Tuesday, May 08, 2007

Stark Raving Lunatic

Warning Rant ahead... I feel like a stark raving lunatic, like I am slowly losing whatever little bits I have left of my mind. Why? My children are literally driving me crazy. I don't think asking for respect or asking for chores to be done correctly is asking too much. But apparantly, it is. Night after night, it's the same thing. The daughter gives attitude, the son complains, nothing gets done, I ask them to do a chore or two, they fuss, what little patience I have goes, I lose my temper, yell, etc and what gets accomplished? Nothing. I honestly don't know if I'll survive the teenage years and we haven't even reached them yet! What on earth can I do to change this? Art works nights so I'm home alone with both children, and it's not feasible for him to change shifts. So, it's all left to me and I'm at a loss. I've said before that I'm heading toward a nervous breakdown and partially it was a joke, but there is some truth to that. So, you mom's out there...do you have any advice for another mom at her wit's end?

8 comments:

Art said...

I've been telling you for years that beer is the answer. Let them drink beer and it will calm them down!

Vicki said...

Well, aside from the beer solution (wine is better! they'll sleep for hours!), just think about a few too-short years from now when you're an empty-nester. I know my kids rebelled at chores and homework, and gave me major attitudes, but now that they're 23 and nearly-26, I honestly can't remember the arguments and the groundings and the punishments...I only remember how much fun we had, and I miss having them around.

My dear MIL always reminded me, "This, too, shall pass." That wasn't much comfort at the time, but she was right.

If rewards-and-punishment don't work with your kids, then taking away privileges may. If they're playing-off each other, then find a way to separate them (much easier said than done). The only other thing I can suggest is to be stern with them about doing chores - "no ifs, ands, or buts - this must be done!" and stay with them if necessary.

Laura will remember this well, and she will advise against it, but when a bad word or bad attitude came from a mouth, that mouth got a good dose of washing out with soap (and I used liquid soap - more bubbles, harder to spit out). I think I was pretty fed up to resort to that tactic.

Stace said...

Art - don't ya think I mmight go to the big house if I get caught giving your children alcohol?

vicki - Good ideas, but unfortunately I've tried them to no avail. Right now the children are grounded from the Tv, the computer, dvds, nintendo, phones, i pods, and playing outside. There are no privileges left to take away.

Shionge said...

Oh Stace....I so know what you mean sweetie.

I've 'mastered' the art of tolerance.....I gave reverse psychology and when my elder girl is in a good mood...I talk to her telling her that she needs to do her part.

Shania although 9 this year would help to wash the dishes and Bibi will 'care-off'her mug for Shan to wash LOLz....

So YELL when you feel like it and cool down with a beer yourself :) Then, we talk 'business' with your children.

Hope I help to put a smile on your face sweetie :)

Anonymous said...

Well, Stacie, the only thing left is to get drastic. This involves your time, too, unfortunately, unless you have a friend or relative who can help you out. I volunteered my kids to perform visitation at the VA nursing home where Doc worked in Texas. That was a shocker to them. (It was funny to watch them pushing the veterans around in their wheelchairs during the Easter egg hunt, too!)

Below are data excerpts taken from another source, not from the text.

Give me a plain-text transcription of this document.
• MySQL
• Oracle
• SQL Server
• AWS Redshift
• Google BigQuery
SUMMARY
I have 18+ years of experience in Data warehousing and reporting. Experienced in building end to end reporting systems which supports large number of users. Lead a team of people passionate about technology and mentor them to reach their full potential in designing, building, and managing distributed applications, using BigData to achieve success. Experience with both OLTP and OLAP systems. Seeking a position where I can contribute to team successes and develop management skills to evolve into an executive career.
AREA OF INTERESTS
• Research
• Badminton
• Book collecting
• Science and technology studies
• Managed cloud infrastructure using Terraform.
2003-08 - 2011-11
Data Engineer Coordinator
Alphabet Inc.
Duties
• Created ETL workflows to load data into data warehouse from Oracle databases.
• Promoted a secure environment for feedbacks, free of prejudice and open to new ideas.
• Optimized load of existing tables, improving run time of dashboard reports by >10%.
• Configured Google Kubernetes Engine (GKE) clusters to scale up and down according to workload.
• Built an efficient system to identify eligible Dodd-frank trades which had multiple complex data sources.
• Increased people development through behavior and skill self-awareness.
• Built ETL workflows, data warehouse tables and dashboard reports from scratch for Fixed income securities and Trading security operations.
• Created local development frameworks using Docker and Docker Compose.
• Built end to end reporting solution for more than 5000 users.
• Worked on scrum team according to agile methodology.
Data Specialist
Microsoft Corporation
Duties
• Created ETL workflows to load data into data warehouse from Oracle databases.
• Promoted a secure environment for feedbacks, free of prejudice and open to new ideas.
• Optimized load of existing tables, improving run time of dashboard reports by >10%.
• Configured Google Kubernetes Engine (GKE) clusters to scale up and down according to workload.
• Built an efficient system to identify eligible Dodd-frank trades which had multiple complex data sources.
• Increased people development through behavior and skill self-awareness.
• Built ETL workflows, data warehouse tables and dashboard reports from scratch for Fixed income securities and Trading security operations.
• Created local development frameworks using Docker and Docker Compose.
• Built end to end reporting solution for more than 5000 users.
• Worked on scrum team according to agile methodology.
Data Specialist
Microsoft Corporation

Think of something they can spend their time doing for someone else. Make it useful and memorable. Is there an elderly person in your church who could use the company of a couple of "adorable" kids? Of course, it would be advisable to have an adult in the vicinity during this time...just in case.

Have you considered eBay? Someone out there might actually pay you for one of the kids, er, I mean, ipod, nintendo, dvds, etc. ;)

Stace said...

Shionge - thanks for the advice. The children are already helping with laundry, dishes, and such and I've tried reverse psychology. Sometimes it works, sometimes not. Maybe I'm not doing it right. ha!

Vicki - leaving them with an 'elderly' person is a good idea as well, but I'm to the point where I'm afraid to leave them with anyone other than our parents and very close friends. With Tad, you never know what he'll find to get into or destroy.

thanks again girls. I do appreciate your thoughts!

Art said...

Actually, I think the volunteering idea is good. Not necesarily with the elderly, but there must be some opportunities out there somewhere...

Anonymous said...

Regarding the volunteering, the school system that our kids attended required 300 hours of documented community service as a graduation prerequisite. A lot of organizations (hospitals and Park & Rec depts. come to mind) have volunteer-overseers on staff and a very organized volunteer department.

This is a big commitment, but unfortunately, more for you than for the kids.